Closing in on a Vaccine: The Not-so-simple Mechanics

By Shlomo Maital

 

Tel Aviv University Professor Jonathan Gershoni claims his lab is “two-thirds of the way” to creating a COVID-19 vaccine, according to a report in today’s Jerusalem Post, by Tamar Beeri.

   Gershoni, who holds USPTO vaccine patents, is very good at explaining how his vaccine will work. Probably other vaccines against COVID-19 will adopt similar strategies.

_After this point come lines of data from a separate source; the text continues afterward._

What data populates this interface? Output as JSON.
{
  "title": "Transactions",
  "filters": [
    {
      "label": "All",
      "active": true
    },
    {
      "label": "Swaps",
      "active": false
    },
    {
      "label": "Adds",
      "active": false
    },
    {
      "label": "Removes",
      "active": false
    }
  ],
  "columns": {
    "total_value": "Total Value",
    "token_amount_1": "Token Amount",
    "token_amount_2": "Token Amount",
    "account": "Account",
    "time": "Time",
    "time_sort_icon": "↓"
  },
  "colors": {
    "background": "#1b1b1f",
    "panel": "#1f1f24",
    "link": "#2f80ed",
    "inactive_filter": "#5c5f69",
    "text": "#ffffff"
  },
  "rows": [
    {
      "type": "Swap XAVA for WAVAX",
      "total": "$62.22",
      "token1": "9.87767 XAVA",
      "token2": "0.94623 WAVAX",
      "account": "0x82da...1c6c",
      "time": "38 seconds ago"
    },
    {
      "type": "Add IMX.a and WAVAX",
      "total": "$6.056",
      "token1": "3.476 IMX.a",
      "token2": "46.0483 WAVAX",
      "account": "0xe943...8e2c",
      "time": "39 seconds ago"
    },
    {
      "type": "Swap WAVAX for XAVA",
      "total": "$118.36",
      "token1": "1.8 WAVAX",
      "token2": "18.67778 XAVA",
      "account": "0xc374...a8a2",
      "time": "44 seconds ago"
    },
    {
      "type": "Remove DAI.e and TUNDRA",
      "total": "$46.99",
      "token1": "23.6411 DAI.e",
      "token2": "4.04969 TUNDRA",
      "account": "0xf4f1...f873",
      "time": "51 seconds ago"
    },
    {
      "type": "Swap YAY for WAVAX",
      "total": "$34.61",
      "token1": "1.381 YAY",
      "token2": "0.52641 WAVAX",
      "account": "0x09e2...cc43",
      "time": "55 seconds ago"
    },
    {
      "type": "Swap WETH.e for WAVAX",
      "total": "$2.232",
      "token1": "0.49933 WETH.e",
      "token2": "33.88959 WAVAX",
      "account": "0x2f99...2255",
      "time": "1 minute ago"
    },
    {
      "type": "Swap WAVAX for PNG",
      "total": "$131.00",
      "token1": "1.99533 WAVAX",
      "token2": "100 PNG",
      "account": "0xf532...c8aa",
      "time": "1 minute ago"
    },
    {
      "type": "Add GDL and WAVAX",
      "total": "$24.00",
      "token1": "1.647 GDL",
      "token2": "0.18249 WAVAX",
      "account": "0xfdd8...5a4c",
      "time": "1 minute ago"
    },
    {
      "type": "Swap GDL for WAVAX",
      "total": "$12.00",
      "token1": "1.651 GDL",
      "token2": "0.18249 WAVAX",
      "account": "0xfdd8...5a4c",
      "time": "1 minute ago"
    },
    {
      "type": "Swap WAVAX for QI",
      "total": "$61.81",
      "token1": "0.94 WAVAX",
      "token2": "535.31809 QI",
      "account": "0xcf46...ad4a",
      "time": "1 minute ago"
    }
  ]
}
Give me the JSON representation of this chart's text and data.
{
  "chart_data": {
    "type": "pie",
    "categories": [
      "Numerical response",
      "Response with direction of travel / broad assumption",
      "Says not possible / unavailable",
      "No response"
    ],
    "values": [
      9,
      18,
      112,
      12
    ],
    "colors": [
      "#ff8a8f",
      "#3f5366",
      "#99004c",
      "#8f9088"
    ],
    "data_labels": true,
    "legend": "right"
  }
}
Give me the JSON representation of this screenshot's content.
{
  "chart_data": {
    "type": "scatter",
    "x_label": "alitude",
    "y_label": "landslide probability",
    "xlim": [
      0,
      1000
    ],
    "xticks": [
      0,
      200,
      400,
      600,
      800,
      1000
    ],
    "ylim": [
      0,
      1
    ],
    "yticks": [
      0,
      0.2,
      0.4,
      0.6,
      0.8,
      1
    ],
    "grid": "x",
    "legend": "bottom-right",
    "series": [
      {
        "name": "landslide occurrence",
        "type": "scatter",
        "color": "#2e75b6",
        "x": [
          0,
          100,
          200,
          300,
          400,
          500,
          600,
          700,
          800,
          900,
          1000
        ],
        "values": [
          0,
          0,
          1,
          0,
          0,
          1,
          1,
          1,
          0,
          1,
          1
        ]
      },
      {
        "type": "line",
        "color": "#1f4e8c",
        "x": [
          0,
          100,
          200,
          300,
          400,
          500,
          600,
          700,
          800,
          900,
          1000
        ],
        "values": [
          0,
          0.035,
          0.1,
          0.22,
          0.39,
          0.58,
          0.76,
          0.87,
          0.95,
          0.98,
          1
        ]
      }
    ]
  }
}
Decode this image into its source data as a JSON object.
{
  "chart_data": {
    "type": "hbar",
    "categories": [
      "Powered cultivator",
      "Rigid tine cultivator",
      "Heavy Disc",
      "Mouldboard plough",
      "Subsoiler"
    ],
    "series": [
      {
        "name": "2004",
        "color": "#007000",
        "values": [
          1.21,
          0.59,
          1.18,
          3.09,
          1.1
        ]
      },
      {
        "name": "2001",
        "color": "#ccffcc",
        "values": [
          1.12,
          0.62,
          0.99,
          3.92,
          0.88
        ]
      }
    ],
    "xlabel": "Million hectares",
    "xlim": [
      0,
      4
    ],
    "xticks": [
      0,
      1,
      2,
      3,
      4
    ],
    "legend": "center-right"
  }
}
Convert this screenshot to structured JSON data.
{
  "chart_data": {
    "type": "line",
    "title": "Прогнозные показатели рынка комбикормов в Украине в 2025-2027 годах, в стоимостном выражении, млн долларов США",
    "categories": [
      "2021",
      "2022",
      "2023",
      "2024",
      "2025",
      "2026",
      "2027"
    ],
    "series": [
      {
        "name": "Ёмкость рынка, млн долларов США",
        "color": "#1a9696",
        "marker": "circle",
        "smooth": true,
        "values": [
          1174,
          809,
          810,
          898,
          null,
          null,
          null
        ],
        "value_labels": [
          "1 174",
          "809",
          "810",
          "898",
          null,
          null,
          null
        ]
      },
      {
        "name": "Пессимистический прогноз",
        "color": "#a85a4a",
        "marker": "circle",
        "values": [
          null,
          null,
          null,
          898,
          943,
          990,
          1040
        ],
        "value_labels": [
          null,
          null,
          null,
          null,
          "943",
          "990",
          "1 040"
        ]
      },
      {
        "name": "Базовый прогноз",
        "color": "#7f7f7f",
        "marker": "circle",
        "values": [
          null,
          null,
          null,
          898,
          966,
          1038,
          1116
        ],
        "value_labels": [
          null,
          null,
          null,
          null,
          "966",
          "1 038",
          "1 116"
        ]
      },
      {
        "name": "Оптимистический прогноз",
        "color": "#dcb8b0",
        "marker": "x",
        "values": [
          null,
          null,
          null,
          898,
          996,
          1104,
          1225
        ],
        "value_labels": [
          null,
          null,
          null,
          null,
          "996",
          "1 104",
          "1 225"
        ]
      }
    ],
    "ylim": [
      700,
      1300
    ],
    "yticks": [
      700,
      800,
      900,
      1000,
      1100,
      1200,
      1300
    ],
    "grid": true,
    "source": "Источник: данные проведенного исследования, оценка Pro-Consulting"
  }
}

So, here is his not-so-simple explanation, according to Beeri:

     “[Gershoni] explained that the vaccine intends to target the virus’s Receptor Binding Motif (RBM), a critical weak point which allows the virus to attach itself and infect a target cell.   The RBM is a small feature of the virus’s “spike” protein, meaning that the virus uses many different proteins to replicate and invade cells, but the “spike” protein is the “major surface protein that it uses to bind to a receptor – another protein that acts like a doorway into a human cell.” [Those spikes you see on cartoon drawings of the novel coronavirus are how it pokes into a human cell and uses the cell’s DNA to replicate itself].

       “Once this protein binds to the cell receptor of a human cell, the viral membrane fuses with that of the human cell, which allows the genome, or genetic blueprint of the virus to enter human cells and begin infection. “The idea is to recreate, to reconstitute, to construct an RBM [receptor binding motif] of COVID-19 virus and use it as the vaccine,” he told the Post. “That is to say, you would inject a small 50 amino-acid sequence and it would allow our immune system to focus on it and create antibodies that would directly target the virus at its weak spot.”

     “Due to the size of the RBM, which is a highly complex three-dimensional structure and only 50 amino acids long, it will be very challenging for it to be functionally reconstituted. It would, however, be extremely effective as a basis for a possible vaccine.

   “The smaller the target and the focus of the attack, the greater the effectiveness of the vaccine,” Gershoni said. “The virus takes far reaching measures to hide its RBM from the human immune system, but the best way to ‘win the war’ is to develop a vaccine that specifically targets the virus’s RBM.”

   “Gershoni originally developed the design of the vaccine which targets the RBM in response to SARS CoV, which broke out in 2004, and later for MERS CoV. “What we found was that we were able to reconstitute, to create a functional Receptor Binding Motif, and that’s when we filed for patent in 2015,” he explained to the Jerusalem Post.

     “We are now currently working on implementing the design of the vaccine that we were able to construct for SARS and MERS and to apply it to the current virus, the SARS coronavirus 2,” he continued. “This is a multi-step process. We’ve completed, I would say, about two-thirds of the way.”